That's Billy the Kid himself, standing second from left.
That's Billy the Kid himself, standing second from left.

If you saw the National Geographic program BIlly the Kid: New Evidence on Oct. 18th, you heard the remarkable story of a collector who bought an old photo for $2 in a junk shop in California in 2010. Experts now believe that the find is only the second authenticated photo of famed outlaw Billy the Kid, and it’s worth millions. And if you saw the show, you also saw the work of Film major James Steelman ’96, editor at Leftfield Entertainment in New York City, which produced the show.

“The show is an example of parallel storytelling,” Steelman explained. “We told the modern story of Randy Guijarro (who found the tintype and sought to have it authenticated) as well as the historical story of Billy the Kid. I was originally brought on to handle the historical recreations, but as we got deeper into the revision process, I also contributed to the modern story, and assisted in the assembly and polishing of acts (the content between commercials).” The story of the search to have the photo authenticated continued as Steelman edited, making it a real challenge to meet the Oct. 18th air date. “I’m very proud of the work I did on it and feel that it’s the best work I’ve done so far,” Steelman said.

James Steelman ’96
James Steelman ’96

“I was very fortunate to have been chosen from over 100 editors at Leftfield to be one of only two editors on Billy the Kid: New Evidence,” Steelman said. “Editors on television shows are multimedia content editors, so in addition to editing picture and dialogue, I also chose the music for the segments I cut, and added sound effects where necessary (such as in the gunfights). It’s a process involving many revisions, as my work is subject to the scrutiny of Leftfield’s executive producers, as well as the network executives at National Geographic. They give feedback on the work in progress, and we make the revisions as requested. It’s a collaborative process, and, in this case, the revision process was extensive.”

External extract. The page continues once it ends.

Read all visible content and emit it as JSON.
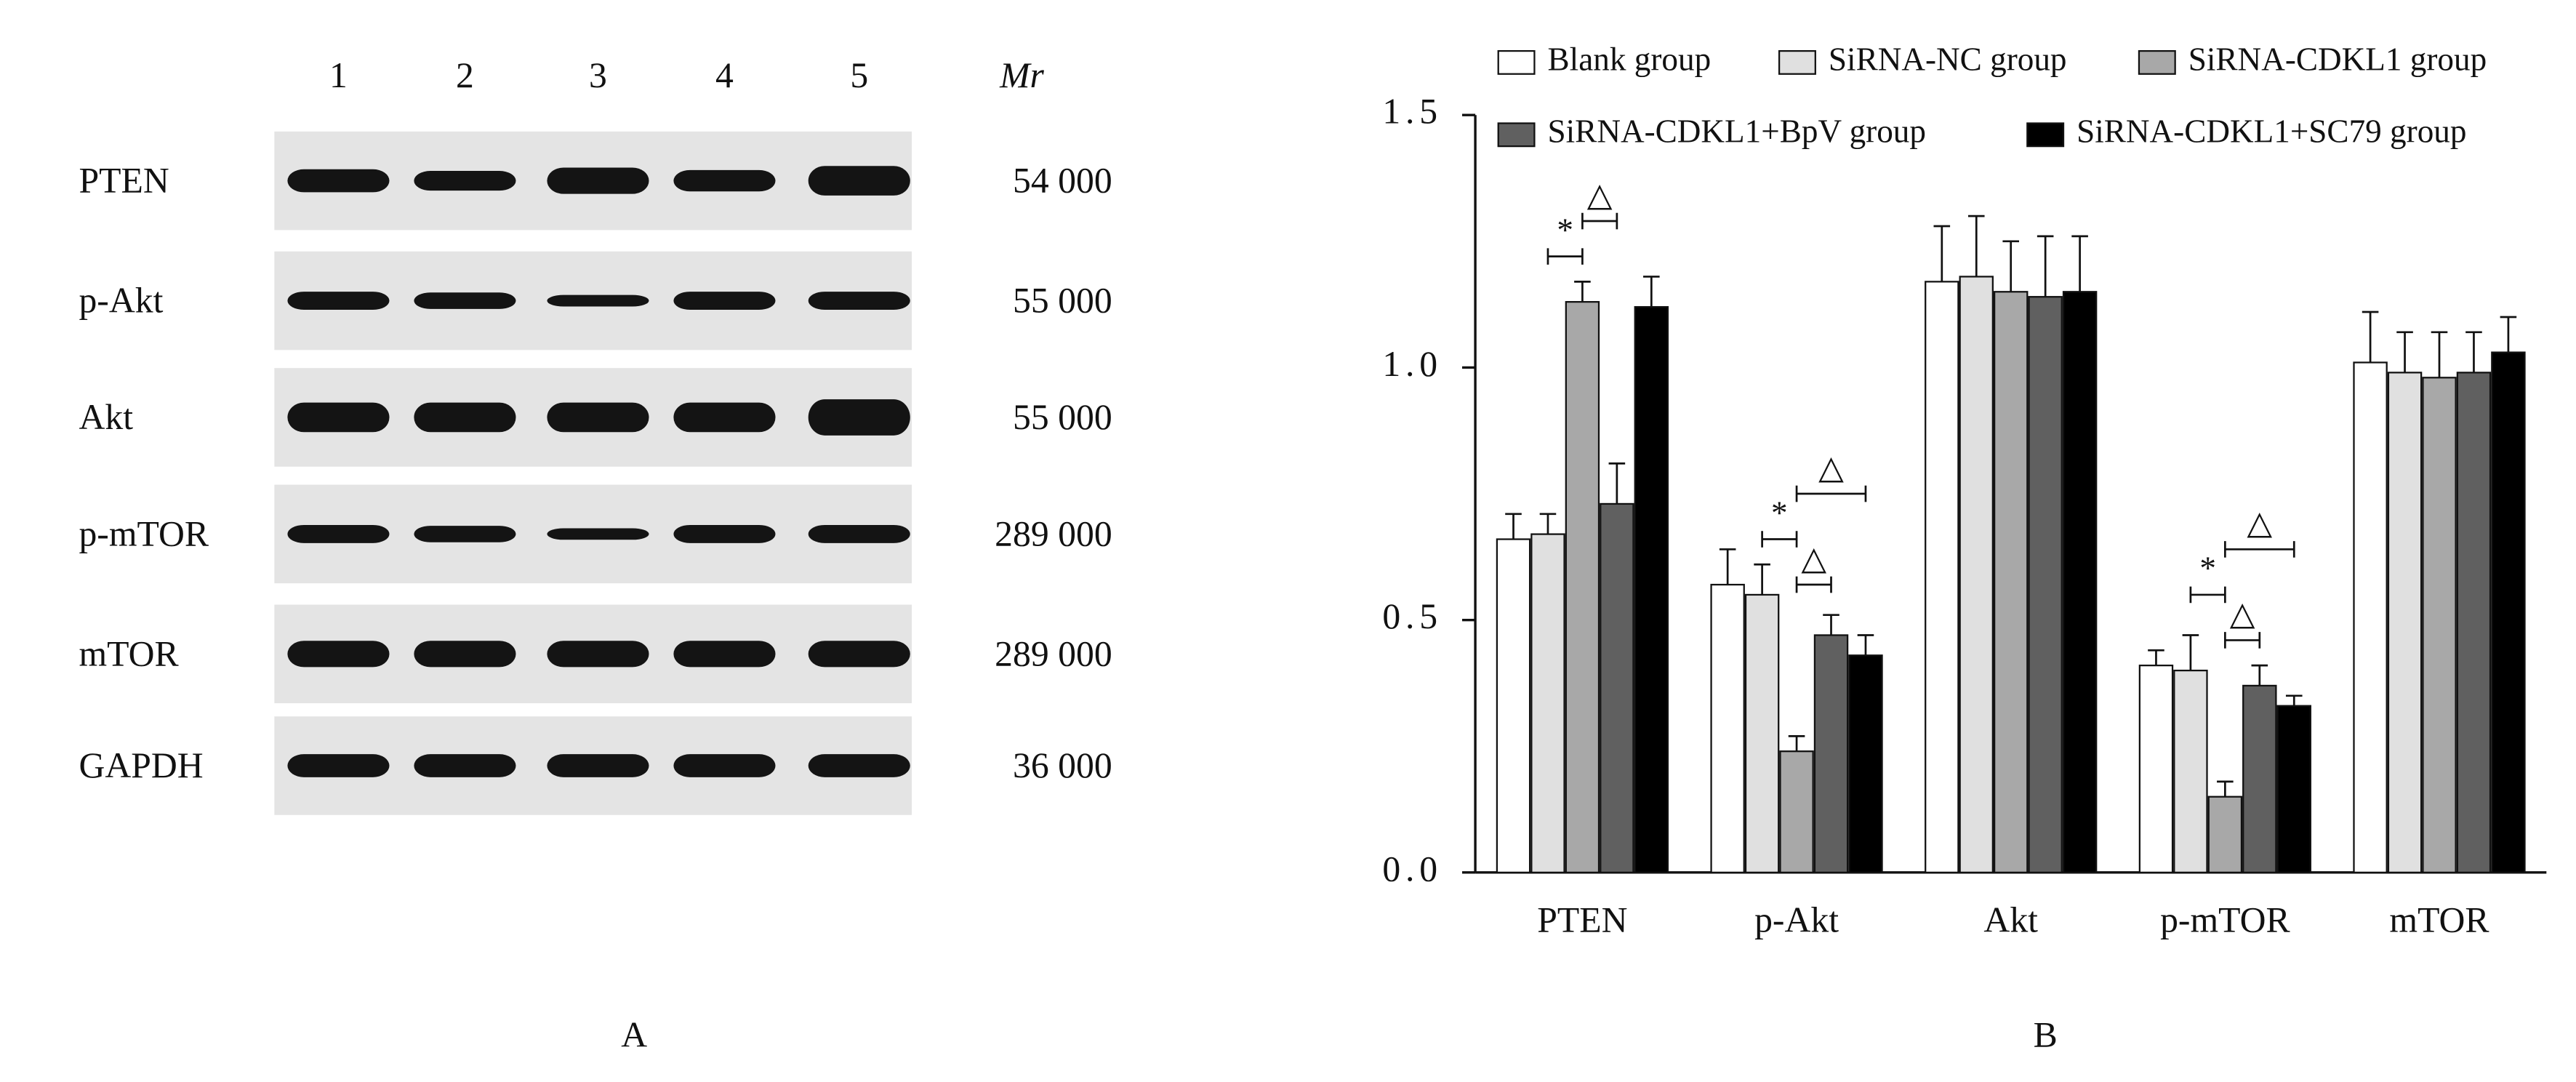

Steelman cited the value of his Keene State education, especially the critical studies classes he took with Dr. Larry Benaquist and an editing class with Paul Barnes, who went on to work with Ken Burns on such remarkable documentaries as Jazz, Baseball, and The Civil War. But at that time, the Film Studies Dept. was still working in film, as opposed to today’s digital video. In 2000, Steelman went to work for Avid Technology in Tewksbury, MA, where he was trained to use their suite of non-linear editing systems, commonly known as Avid Media Composer. “I returned to KSC in 2002 and worked with Dr. Benaquist and Professor Tom Cook to modernize the program, adding non-linear editing to the curriculum. I stayed there for six years, and I am very pleased to say that many of my editing students are currently enjoying careers in film and television editing.”